And the Medical Officer of Health for Whitechapel wrote (1865):—
“Here I would remark, that a uniform system of inspection of all the houses in the several districts in London which are let out in separate tenements should be repeatedly and systematically adopted; for if all the Vestries and local Boards do not act together in this important matter, hotbeds of epidemic diseases will remain undiscovered which will serve as centres from whence such diseases may emanate, and extend over the entire metropolis. The whole population of London, therefore, is interested in the prompt removal of nuisances.”
Immediately on the passing of the Act some of the Vestries made efforts to deal with overcrowding under the Section which enacted that—
“Any house so overcrowded as to be dangerous or prejudicial to the health of the inmates” is to be considered a “nuisance.”

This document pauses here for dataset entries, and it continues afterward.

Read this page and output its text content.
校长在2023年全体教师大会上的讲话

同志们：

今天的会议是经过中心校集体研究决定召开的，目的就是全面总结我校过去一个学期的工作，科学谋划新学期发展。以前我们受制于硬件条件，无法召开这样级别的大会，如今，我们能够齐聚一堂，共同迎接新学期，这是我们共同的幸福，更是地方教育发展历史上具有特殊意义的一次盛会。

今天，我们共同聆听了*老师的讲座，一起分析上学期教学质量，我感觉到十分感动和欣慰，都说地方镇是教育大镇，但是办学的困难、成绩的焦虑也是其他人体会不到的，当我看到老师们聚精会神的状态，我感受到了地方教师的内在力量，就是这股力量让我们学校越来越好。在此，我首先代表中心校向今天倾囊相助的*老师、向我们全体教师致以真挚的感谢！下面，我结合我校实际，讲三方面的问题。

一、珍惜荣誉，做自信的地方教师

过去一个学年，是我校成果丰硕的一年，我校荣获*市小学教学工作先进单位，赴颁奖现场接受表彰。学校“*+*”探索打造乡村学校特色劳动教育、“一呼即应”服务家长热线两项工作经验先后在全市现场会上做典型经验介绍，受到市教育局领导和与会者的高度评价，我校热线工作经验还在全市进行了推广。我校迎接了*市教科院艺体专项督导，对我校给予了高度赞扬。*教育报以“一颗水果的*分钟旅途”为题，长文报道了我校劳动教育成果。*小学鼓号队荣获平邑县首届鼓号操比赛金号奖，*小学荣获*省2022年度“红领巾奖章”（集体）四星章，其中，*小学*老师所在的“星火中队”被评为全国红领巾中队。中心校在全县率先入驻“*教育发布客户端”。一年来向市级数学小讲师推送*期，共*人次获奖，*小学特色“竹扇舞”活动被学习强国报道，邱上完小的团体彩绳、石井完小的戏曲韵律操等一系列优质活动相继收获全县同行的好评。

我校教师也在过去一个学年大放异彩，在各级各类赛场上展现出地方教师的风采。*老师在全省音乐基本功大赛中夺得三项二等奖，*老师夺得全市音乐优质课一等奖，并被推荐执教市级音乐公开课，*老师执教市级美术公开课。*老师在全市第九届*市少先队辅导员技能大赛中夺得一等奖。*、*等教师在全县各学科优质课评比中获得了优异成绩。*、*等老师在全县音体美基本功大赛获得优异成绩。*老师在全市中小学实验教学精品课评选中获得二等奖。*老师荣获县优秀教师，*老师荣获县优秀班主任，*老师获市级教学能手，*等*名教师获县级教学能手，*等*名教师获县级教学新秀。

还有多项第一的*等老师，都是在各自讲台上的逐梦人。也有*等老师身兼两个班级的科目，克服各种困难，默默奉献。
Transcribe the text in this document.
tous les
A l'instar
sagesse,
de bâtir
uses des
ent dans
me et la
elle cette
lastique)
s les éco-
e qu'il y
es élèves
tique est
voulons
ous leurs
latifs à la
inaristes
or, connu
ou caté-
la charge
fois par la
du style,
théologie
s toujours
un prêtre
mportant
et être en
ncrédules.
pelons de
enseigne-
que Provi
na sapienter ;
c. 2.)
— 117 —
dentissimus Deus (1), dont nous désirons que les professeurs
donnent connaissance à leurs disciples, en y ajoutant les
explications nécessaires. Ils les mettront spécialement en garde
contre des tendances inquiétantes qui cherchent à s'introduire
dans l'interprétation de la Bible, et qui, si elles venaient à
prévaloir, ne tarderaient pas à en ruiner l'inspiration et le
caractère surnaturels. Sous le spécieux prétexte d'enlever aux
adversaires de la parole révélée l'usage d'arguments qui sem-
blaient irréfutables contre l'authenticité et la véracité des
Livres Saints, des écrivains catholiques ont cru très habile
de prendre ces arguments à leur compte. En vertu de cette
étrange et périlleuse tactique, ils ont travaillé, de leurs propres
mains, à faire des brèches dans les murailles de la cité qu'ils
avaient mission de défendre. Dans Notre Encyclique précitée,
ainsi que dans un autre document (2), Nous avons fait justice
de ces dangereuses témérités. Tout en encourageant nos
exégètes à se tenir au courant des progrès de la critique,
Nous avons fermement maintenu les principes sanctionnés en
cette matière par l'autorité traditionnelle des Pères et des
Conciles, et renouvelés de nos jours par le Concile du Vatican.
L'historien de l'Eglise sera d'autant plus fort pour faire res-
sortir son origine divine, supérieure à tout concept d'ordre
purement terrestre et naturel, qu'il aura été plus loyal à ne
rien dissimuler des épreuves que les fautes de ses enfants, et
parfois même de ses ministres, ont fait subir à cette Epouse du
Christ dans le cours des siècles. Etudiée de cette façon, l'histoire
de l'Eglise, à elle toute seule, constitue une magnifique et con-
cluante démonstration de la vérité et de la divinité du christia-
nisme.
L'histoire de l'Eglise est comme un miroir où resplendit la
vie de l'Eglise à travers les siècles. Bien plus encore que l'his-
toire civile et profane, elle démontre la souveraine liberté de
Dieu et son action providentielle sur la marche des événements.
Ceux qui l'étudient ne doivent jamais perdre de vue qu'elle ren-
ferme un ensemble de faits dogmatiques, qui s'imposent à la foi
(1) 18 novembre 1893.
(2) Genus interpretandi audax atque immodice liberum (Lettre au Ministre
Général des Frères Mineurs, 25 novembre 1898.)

That, however, was only a temporary remedy, and affected only overcrowding. Section 35 went to the root of the matter when it insisted that in addition to the prevention of overcrowding, the house in which the people lived should be kept clean and in sanitary condition.
“The very foundation of our sanitary structure,” wrote the Medical Officer of Health for St. George-the-Martyr, “depends upon the right housing of the poor.”
The Section 35 was promptly put in force by a few of the Vestries—Chelsea and Hackney being the first to make Regulations and to enforce them.
Under the Regulations, whenever the Vestry deemed it desirable to put them in force in respect to any house let in lodgings or occupied by members of more than one family, the number of persons allowed to live in that house was fixed on a basis of 300 cubic feet of air for each adult for sleeping, or 350 for living and sleeping, and the owner had to reduce the number of lodgers to the number so fixed on receiving notice to that effect.